Когда он уехал, мне все чего-то не хватало, взрослеющая душа жаждала поэзии, а та будто ждала, чтоб явиться.

Встречая людей, пораженных глухотой к поэзии, и таких, которые без нее не могут жить, я не раз задумывалась: как она возникает, эта колдовская власть? Живет себе человек, не догадываясь, что поэзия где-то рядом, ждет его и даже ищет… живет человек до какого-то дня и часа, когда вдруг — в ответ ли на волнение чувства, на сосредоточенность в жажде познания или на тишину одиночества — вдруг, нежданно, вся колдовская сила певучих слов ударит в его душу — и без нее уже не обойтись, она остается с ним, радуя, тревожа и вызывая такие отзвуки глубинных чувств, каких он и не знал за собой.

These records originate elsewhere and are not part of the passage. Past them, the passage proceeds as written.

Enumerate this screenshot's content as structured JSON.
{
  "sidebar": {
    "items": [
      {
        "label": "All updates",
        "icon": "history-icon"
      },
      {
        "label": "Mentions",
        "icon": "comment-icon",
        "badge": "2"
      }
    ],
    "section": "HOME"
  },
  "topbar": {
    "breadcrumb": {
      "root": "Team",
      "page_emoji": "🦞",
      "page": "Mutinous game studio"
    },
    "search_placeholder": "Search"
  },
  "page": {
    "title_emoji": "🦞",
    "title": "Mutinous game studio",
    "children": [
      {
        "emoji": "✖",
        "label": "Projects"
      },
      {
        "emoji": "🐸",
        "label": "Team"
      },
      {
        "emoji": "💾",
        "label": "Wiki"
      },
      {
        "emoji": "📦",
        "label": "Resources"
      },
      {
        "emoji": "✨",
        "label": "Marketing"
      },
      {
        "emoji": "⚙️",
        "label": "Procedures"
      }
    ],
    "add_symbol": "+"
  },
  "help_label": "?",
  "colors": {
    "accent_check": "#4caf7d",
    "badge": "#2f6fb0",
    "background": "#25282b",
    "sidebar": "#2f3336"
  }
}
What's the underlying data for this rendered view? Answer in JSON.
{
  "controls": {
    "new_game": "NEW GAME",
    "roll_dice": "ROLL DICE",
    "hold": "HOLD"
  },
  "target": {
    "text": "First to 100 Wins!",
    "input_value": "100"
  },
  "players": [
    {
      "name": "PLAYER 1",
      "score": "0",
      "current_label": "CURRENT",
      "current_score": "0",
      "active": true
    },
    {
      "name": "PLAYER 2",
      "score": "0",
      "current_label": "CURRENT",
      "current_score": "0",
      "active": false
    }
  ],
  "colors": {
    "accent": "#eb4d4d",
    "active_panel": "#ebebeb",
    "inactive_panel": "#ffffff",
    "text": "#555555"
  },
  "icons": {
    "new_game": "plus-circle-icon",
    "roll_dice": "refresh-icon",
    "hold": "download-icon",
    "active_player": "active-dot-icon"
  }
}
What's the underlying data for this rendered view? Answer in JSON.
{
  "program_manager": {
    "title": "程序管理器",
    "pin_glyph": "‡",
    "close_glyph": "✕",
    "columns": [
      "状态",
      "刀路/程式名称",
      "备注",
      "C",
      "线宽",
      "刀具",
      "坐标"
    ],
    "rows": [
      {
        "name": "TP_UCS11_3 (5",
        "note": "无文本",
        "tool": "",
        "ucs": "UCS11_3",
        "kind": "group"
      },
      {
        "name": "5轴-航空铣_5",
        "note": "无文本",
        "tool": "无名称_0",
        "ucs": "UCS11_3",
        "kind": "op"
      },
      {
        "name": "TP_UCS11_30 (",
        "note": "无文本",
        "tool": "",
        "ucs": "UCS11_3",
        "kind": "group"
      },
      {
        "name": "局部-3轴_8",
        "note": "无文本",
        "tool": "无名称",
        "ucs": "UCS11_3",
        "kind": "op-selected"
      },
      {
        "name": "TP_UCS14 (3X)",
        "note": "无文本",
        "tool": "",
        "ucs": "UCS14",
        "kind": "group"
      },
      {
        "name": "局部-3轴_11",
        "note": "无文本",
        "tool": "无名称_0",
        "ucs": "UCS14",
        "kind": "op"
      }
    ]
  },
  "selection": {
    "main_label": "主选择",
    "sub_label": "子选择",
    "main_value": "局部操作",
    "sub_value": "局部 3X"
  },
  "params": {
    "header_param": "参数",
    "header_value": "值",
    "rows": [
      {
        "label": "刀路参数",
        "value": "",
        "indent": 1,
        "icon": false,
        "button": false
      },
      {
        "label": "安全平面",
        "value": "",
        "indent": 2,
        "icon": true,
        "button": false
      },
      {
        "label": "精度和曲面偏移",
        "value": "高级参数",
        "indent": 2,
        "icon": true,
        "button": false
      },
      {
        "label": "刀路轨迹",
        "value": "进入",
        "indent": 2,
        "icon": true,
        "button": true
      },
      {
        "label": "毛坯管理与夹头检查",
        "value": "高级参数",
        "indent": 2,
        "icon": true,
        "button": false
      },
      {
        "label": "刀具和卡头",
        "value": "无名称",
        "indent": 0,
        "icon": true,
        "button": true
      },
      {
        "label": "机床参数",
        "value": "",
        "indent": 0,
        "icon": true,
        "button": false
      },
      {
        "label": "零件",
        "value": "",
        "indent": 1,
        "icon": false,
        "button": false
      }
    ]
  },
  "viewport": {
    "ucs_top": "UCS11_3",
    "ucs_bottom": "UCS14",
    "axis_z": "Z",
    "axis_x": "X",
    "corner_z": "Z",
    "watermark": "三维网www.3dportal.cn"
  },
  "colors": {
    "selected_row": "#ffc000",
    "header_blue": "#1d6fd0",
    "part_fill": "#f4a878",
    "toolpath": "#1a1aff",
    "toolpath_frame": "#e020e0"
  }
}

Мое детство прошло без стихов. Не было тогда настоящей детской поэзии, а стишки в журнале «Задушевное слово» не затрагивали ни чувств, ни мысли. После сказок Пушкина и Ершова, читанных нам в раннем детстве, стихи выпали из круга наших восприятий. В кружке маминых-папиных друзей читали Блока и Брюсова, иногда читали стихи Бальмонта, про которые папа и доктор Федотов говорили — «нечто бальмонтонное». Однажды у нас в доме появилась книжка Игоря Северянина, но его дружно окрестили кривлякой. Потом наступило увлечение Рабиндранатом Тагором, его сборник «Гитанджали» читали особым, напевным голосом, мне нравилось — как музыка, но когда я попробовала читать сама, кроме строк о детях, играющих на морских берегах, все оказалось сложным, непонятным…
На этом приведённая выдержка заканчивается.